2

I wrote this method:

public static void main(String... args) {
    try (var linesStream = Files.lines(Paths.get("C:\\Users\\paul\\Desktop\\java.txt"))) {
        Stream<String> words = linesStream.
                flatMap(line -> Arrays.stream(line.split(" ")))
                .distinct();
        System.out.println("There are " + words.count() + " distinct words in this file, here they are:");
        words.forEach(System.out::println);
    } catch (IOException e) {
        System.err.println(e.getMessage());
    }
}

The problems I have here is that I operate on the words Stream<String> twice. In order to do that do you have to explicitly rebuild this stream, or is there some magic reset method I could use?
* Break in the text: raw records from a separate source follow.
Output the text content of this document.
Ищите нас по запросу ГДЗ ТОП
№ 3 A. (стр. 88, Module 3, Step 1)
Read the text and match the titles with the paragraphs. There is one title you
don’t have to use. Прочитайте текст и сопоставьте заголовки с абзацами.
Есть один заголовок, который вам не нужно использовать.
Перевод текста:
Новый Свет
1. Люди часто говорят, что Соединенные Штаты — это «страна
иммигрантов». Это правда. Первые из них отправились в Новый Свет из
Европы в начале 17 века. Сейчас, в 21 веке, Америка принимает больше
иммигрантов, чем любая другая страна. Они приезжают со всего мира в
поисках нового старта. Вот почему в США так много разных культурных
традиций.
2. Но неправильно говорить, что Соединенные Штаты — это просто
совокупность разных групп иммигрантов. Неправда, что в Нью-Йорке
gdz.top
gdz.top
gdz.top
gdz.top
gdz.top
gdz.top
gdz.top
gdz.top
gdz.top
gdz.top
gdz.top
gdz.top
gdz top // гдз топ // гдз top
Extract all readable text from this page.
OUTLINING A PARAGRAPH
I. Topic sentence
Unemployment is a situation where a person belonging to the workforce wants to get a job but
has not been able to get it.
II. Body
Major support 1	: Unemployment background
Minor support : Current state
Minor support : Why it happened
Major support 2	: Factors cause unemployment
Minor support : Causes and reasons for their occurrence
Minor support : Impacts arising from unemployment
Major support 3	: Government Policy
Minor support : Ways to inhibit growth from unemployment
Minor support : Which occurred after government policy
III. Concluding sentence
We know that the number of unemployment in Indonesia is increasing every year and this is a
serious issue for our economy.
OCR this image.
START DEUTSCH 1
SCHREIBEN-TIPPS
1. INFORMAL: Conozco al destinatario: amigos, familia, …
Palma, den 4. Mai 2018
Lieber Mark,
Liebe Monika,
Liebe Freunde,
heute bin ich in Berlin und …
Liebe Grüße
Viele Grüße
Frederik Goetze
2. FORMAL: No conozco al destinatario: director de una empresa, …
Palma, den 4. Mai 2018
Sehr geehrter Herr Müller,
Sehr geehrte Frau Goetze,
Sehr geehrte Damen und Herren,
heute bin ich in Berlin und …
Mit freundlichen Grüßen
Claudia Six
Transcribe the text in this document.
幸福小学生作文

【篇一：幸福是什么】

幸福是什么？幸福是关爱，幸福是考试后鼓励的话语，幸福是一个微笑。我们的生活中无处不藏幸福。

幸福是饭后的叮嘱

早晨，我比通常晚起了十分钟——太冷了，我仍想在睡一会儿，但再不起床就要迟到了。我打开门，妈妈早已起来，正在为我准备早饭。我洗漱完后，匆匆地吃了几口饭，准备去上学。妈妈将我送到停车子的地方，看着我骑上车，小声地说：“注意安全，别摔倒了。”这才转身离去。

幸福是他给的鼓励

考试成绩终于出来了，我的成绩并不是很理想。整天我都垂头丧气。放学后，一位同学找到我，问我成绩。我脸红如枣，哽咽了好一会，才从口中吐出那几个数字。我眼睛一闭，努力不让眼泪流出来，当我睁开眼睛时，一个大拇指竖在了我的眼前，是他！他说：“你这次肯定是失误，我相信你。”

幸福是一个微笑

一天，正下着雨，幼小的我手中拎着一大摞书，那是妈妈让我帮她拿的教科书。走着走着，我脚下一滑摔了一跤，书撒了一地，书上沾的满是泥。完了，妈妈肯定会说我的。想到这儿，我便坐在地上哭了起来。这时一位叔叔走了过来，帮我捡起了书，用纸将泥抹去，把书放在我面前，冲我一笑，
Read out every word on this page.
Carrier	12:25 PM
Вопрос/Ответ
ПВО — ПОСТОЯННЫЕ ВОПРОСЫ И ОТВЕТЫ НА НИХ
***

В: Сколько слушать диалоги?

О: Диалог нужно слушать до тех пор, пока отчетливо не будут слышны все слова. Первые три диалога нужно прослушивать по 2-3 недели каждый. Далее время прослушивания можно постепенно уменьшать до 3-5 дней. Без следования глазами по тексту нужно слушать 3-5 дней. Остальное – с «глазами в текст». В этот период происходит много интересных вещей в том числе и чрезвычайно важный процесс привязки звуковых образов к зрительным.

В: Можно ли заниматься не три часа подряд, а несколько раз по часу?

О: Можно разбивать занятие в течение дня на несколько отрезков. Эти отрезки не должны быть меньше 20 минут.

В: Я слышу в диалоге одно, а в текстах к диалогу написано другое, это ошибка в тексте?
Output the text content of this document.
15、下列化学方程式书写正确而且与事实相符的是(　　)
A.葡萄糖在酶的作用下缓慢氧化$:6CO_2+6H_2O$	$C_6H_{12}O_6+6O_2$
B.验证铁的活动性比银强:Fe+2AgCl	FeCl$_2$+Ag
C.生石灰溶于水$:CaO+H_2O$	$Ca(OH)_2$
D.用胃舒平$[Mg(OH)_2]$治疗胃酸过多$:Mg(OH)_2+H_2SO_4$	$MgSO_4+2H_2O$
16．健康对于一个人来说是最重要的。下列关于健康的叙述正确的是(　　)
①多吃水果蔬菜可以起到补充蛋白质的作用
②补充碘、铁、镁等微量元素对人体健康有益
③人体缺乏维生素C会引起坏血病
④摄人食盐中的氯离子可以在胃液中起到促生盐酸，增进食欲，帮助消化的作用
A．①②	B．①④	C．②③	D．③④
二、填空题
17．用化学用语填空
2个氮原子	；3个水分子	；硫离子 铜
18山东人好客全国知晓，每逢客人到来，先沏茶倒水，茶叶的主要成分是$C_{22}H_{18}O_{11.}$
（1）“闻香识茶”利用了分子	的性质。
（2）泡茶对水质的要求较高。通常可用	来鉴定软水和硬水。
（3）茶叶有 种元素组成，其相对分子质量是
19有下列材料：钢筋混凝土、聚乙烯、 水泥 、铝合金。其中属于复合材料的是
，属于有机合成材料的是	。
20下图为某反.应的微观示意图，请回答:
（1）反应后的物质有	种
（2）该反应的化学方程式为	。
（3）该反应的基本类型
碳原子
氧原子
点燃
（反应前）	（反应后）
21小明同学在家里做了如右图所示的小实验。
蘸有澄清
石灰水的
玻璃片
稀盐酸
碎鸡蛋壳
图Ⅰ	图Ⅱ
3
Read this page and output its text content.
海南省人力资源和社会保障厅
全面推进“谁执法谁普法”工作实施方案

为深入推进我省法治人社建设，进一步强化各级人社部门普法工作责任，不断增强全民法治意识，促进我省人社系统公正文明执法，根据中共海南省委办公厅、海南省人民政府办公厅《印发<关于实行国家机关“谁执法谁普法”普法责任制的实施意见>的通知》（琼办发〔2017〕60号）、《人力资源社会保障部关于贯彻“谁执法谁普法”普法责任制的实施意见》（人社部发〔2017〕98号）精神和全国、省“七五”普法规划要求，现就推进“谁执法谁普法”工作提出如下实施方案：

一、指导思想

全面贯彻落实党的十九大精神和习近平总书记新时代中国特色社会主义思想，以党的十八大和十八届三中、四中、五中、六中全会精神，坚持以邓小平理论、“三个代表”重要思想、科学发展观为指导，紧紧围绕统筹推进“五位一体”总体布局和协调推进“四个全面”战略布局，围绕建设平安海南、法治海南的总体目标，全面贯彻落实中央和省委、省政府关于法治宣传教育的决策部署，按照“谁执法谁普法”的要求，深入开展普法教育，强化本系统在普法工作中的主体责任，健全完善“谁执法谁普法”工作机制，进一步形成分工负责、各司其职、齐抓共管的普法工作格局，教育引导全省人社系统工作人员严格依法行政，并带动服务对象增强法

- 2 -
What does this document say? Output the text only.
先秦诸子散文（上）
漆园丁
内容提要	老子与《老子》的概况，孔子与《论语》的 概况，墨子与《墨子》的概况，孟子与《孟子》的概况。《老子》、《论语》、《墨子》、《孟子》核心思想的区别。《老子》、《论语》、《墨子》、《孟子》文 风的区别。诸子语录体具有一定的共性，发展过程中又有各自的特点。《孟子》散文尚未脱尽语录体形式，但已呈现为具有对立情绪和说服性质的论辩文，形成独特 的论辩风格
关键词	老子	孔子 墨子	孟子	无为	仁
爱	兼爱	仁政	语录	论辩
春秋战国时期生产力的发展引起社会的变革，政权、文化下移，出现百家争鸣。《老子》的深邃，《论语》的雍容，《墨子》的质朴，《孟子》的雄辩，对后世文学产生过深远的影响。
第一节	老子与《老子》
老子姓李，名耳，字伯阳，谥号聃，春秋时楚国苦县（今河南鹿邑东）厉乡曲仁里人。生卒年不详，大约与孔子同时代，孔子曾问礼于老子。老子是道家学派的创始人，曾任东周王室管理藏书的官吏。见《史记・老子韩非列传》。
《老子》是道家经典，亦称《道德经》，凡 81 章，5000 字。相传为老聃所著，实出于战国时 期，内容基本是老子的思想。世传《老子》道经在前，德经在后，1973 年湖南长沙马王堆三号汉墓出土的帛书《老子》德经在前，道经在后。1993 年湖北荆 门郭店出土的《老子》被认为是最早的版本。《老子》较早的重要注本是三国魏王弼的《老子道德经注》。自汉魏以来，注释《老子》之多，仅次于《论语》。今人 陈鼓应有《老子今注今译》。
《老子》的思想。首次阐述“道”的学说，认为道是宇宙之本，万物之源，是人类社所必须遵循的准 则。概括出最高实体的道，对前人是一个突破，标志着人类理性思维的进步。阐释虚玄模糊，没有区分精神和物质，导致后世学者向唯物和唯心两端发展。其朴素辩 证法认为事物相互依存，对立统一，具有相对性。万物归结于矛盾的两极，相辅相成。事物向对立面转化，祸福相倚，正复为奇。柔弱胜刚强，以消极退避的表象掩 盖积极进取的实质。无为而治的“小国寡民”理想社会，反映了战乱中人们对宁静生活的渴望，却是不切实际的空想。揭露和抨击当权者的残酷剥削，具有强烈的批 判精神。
Also, in order to rebuild the words stream again, I have to rebuild the linesStream and wrap that into another try/catch block here... Very verbose. What is a method to make this type of things easier to write?

I guess I could do:

    static Stream<String> getStreamFromFile() throws IOException {
        return Files.lines(Paths.get("C:\\Users\\paul\\Desktop\\java.txt"));
    }

    static Stream<String> getDistinctWords(Stream<String> lines) {
        return lines
                .flatMap(line -> Arrays.stream(line.split(" ")))
                .distinct();
    }

    public static void main(String... args) {
        Stream<String> lines1 = null;
        Stream<String> lines2 = null;
        try {
            lines1 = getStreamFromFile();
            lines2 = getStreamFromFile();
            Stream<String> distinctWords1 = getDistinctWords(lines1);
            Stream<String> distinctWords2 = getDistinctWords(lines2);
            System.out.println("There are " + distinctWords1.count() + " distinct words in this file, here they are:");
            distinctWords2.forEach(System.out::println);
        } catch (IOException e) {
            System.err.println(e.getMessage());
        } finally {
            lines1.close();
            lines2.close();
        }
    }

but is this all I am left with?

Coder-Man
  • 2,391
  • 3
  • 11
  • 19
  • You might also want to read the answers to https://stackoverflow.com/q/28459498/6395627 – Slaw May 27 '18 at 18:23

3 Answers3

3

You can't re-use streams. Just collect the elements into a collection, e.g. a List, or call a (stateful) function which outputs each element and also increments a count.

jon hanson
  • 8,722
  • 2
  • 37
  • 61
3

You can't reset a Stream, but you can collect the results of your distinct(); and you can also use \\s+ as a regex. Like,

static List<String> getDistinctWords(Stream<String> lines) {
    return lines.flatMap(line -> Arrays.stream(line.split("\\s+"))).distinct()
            .collect(Collectors.toList());
}

And then change your caller like

List<String> distinctWords = getDistinctWords(lines);
System.out.println("There are " + distinctWords.size() 
        + " distinct words in this file, here they are:");
distinctWords.forEach(System.out::println);

And you shouldn't hard code paths like that, you can use the user.home system property to locate your file. Like,

return Files.lines(Paths.get(System.getProperty("user.home"), "Desktop/java.txt"));
Elliott Frisch
  • 198,278
  • 20
  • 158
  • 249
2

The problem really is that streams do not support multiple terminal operations to be invoked on them, which is an unfortunate limitation.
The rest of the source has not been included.